Ya para abril de 1989, el 55 por ciento de la cartera de préstamos de la EDA estaba en delincuencia, con cientos de millones de dólares en préstamos malos. La propia administración del EDA admitió que su programa de préstamos “tendría que ser considerado como un fracaso” y que es “un ejemplo excelente de la idiotez inherente a los programas de política industrial.”

La regulación del transporte de carga en camiones por parte de la Comisión de Comercio Interestatal, que hizo de la industria del transporte un cartel, es otro ejemplo de lo que uno puede esperar con una política industrial intervencionista. Las empresas de ese transporte, el sindicato de camioneros y el gobierno contribuyeron para construir barreras al ingreso al negocio del transporte de carga en camiones, con un elevado costo para consumidores y competidores potenciales. La regulación de las aerolíneas por la Junta de Aviación Civil fue otro ejemplo de un cartel de política industrial.

El proteccionismo es un ejemplo de la colaboración empresa/sindicato/gobierno con el objetivo de organizar una conspiración para fijar precios en contra del público. Tal como lo escribió Adam Smith en La Riqueza de las Naciones, los empresarios rara vez se reúnen, incluso para divertirse o entretenerse, si no es que la conversación se convierte en algún tipo de conspiración en contra del público.

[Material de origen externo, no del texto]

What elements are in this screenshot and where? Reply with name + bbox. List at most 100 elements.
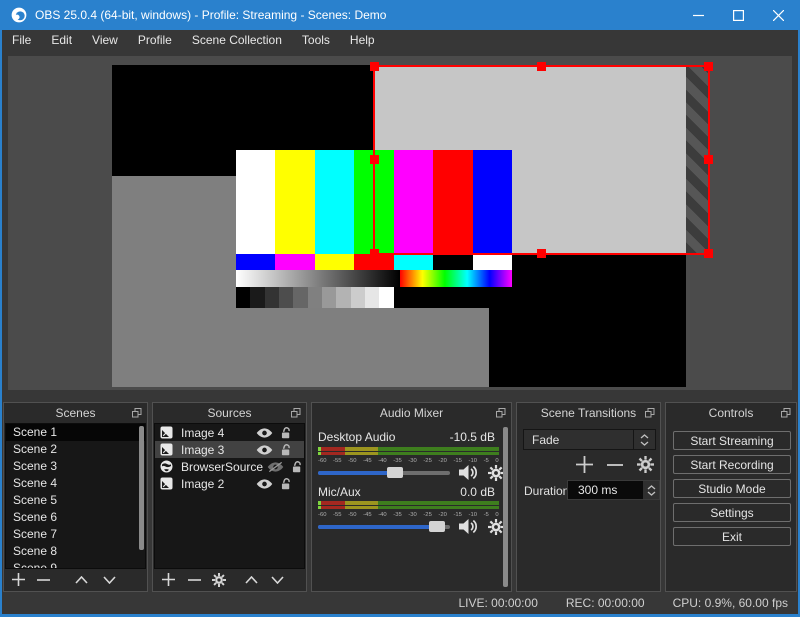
resize-handle-bottom-right[interactable]: [704, 249, 713, 258]
add-transition-button[interactable]: [576, 456, 593, 473]
menu-file[interactable]: File: [2, 30, 41, 51]
start-recording-button[interactable]: Start Recording: [673, 455, 791, 474]
scene-list-item[interactable]: Scene 8: [6, 543, 145, 560]
scene-list-item[interactable]: Scene 4: [6, 475, 145, 492]
add-source-button[interactable]: [154, 569, 182, 590]
chevron-up-icon: [647, 484, 655, 489]
add-scene-button[interactable]: [5, 569, 31, 590]
start-streaming-button[interactable]: Start Streaming: [673, 431, 791, 450]
menu-help[interactable]: Help: [340, 30, 385, 51]
float-panel-icon[interactable]: [132, 408, 142, 418]
sources-panel-title: Sources: [153, 403, 306, 423]
remove-transition-button[interactable]: [607, 463, 623, 467]
pattern-black-fill: [393, 287, 512, 308]
scene-list-item[interactable]: Scene 3: [6, 458, 145, 475]
scene-transitions-panel-title: Scene Transitions: [517, 403, 660, 423]
scenes-panel: Scenes Scene 1 Scene 2 Scene 3 Scene 4 Scene…: [3, 402, 148, 592]
scene-list-item[interactable]: Scene 6: [6, 509, 145, 526]
transition-select-spinner[interactable]: [633, 430, 655, 449]
visibility-eye-icon[interactable]: [256, 477, 273, 490]
pattern-gray-steps: [236, 287, 394, 308]
audio-mixer-title-label: Audio Mixer: [379, 406, 444, 420]
remove-scene-button[interactable]: [31, 569, 55, 590]
transition-select[interactable]: Fade: [523, 429, 656, 450]
menu-profile[interactable]: Profile: [128, 30, 182, 51]
pattern-step-row: [236, 287, 512, 308]
menu-view[interactable]: View: [82, 30, 128, 51]
sources-toolbar: [154, 569, 305, 590]
remove-source-button[interactable]: [182, 569, 206, 590]
resize-handle-top-middle[interactable]: [536, 62, 546, 71]
float-panel-icon[interactable]: [291, 408, 301, 418]
mixer-scrollbar[interactable]: [503, 427, 508, 587]
meter-bar-right: [318, 506, 499, 509]
scene-list-item[interactable]: Scene 1: [6, 424, 145, 441]
channel-settings-gear-icon[interactable]: [488, 465, 504, 481]
scene-list-item[interactable]: Scene 5: [6, 492, 145, 509]
slider-handle[interactable]: [428, 521, 445, 532]
menu-tools[interactable]: Tools: [292, 30, 340, 51]
source-properties-button[interactable]: [206, 569, 232, 590]
volume-meter: [318, 447, 499, 456]
scenes-scrollbar[interactable]: [139, 426, 144, 550]
speaker-icon[interactable]: [458, 518, 480, 535]
slider-handle[interactable]: [386, 467, 403, 478]
lock-icon[interactable]: [288, 460, 304, 473]
controls-title-label: Controls: [708, 406, 754, 420]
move-source-up-button[interactable]: [238, 569, 264, 590]
studio-mode-button[interactable]: Studio Mode: [673, 479, 791, 498]
lock-icon[interactable]: [277, 477, 294, 490]
lock-icon[interactable]: [277, 443, 294, 456]
image-source-icon: [160, 443, 173, 456]
chevron-up-icon: [640, 433, 649, 438]
source-list-item[interactable]: Image 2: [155, 475, 304, 492]
volume-slider[interactable]: [318, 467, 450, 478]
resize-handle-bottom-middle[interactable]: [536, 249, 546, 258]
float-panel-icon[interactable]: [781, 408, 791, 418]
resize-handle-top-right[interactable]: [704, 62, 713, 71]
channel-settings-gear-icon[interactable]: [488, 519, 504, 535]
duration-spin-buttons[interactable]: [643, 481, 659, 499]
settings-button[interactable]: Settings: [673, 503, 791, 522]
source-list-item[interactable]: Image 3: [155, 441, 304, 458]
volume-slider-row: [318, 519, 505, 535]
duration-spinbox[interactable]: 300 ms: [567, 480, 660, 500]
speaker-icon[interactable]: [458, 464, 480, 481]
transition-properties-gear-icon[interactable]: [637, 456, 654, 473]
scenes-list: Scene 1 Scene 2 Scene 3 Scene 4 Scene 5 Scene…: [5, 423, 146, 569]
volume-slider[interactable]: [318, 521, 450, 532]
resize-handle-middle-left[interactable]: [370, 155, 379, 164]
resize-handle-top-left[interactable]: [370, 62, 379, 71]
source-list-item[interactable]: BrowserSource: [155, 458, 304, 475]
move-scene-up-button[interactable]: [67, 569, 95, 590]
visibility-eye-icon[interactable]: [256, 443, 273, 456]
source-black-rect[interactable]: [489, 255, 686, 387]
visibility-eye-icon[interactable]: [256, 426, 273, 439]
controls-panel: Controls Start Streaming Start Recording S…: [665, 402, 797, 592]
scene-list-item[interactable]: Scene 2: [6, 441, 145, 458]
source-name: Image 4: [181, 425, 225, 440]
menu-scene-collection[interactable]: Scene Collection: [182, 30, 292, 51]
float-panel-icon[interactable]: [645, 408, 655, 418]
lock-icon[interactable]: [277, 426, 294, 439]
meter-bar-left: [318, 501, 499, 505]
visibility-eye-hidden-icon[interactable]: [267, 460, 284, 473]
maximize-button[interactable]: [718, 0, 758, 30]
pattern-spectrum: [399, 270, 512, 287]
scene-list-item[interactable]: Scene 7: [6, 526, 145, 543]
resize-handle-bottom-left[interactable]: [370, 249, 379, 258]
scenes-title-label: Scenes: [55, 406, 96, 420]
selection-border: [370, 62, 713, 258]
menu-edit[interactable]: Edit: [41, 30, 82, 51]
minimize-button[interactable]: [678, 0, 718, 30]
resize-handle-middle-right[interactable]: [704, 155, 713, 164]
move-scene-down-button[interactable]: [95, 569, 123, 590]
move-source-down-button[interactable]: [264, 569, 290, 590]
exit-button[interactable]: Exit: [673, 527, 791, 546]
float-panel-icon[interactable]: [496, 408, 506, 418]
source-name: BrowserSource: [181, 459, 264, 474]
source-list-item[interactable]: Image 4: [155, 424, 304, 441]
close-button[interactable]: [758, 0, 798, 30]
scenes-toolbar: [5, 569, 146, 590]
scene-list-item[interactable]: Scene 9: [6, 560, 145, 568]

Los carteles privados son notoriamente inestables. En consecuencia, los monopolistas siempre han favorecido la “cooperación” entre empresa, gobierno y sindicatos. Sólo los poderes coercitivos del estado pueden garantizar la supervivencia del cartel organizado privadamente. De esa forma, el monopolio es a menudo el resultado de las asociaciones gobierno/industria.

Al irse esclareciendo el registro histórico de las políticas industriales intervencionistas, predigo que el siguiente silogismo describirá las actitudes de los proponentes de la política industrial; las políticas industriales intervencionistas han sembrado el monopolio, la corrupción y el estancamiento económico siempre que han sido intentadas. El mundo entero sabe de esto. Por tanto, ¡necesitamos más política industrial! La máxima de Santayana, de que aquellos que fracasan en aprender las lecciones de la historia, pueden volver a vivir sus errores, es particularmente relevante para el debate actual en torno a la política industrial.

Thomas DiLorenzo es autor y profesor de economía en la Universidad Loyola en Maryland.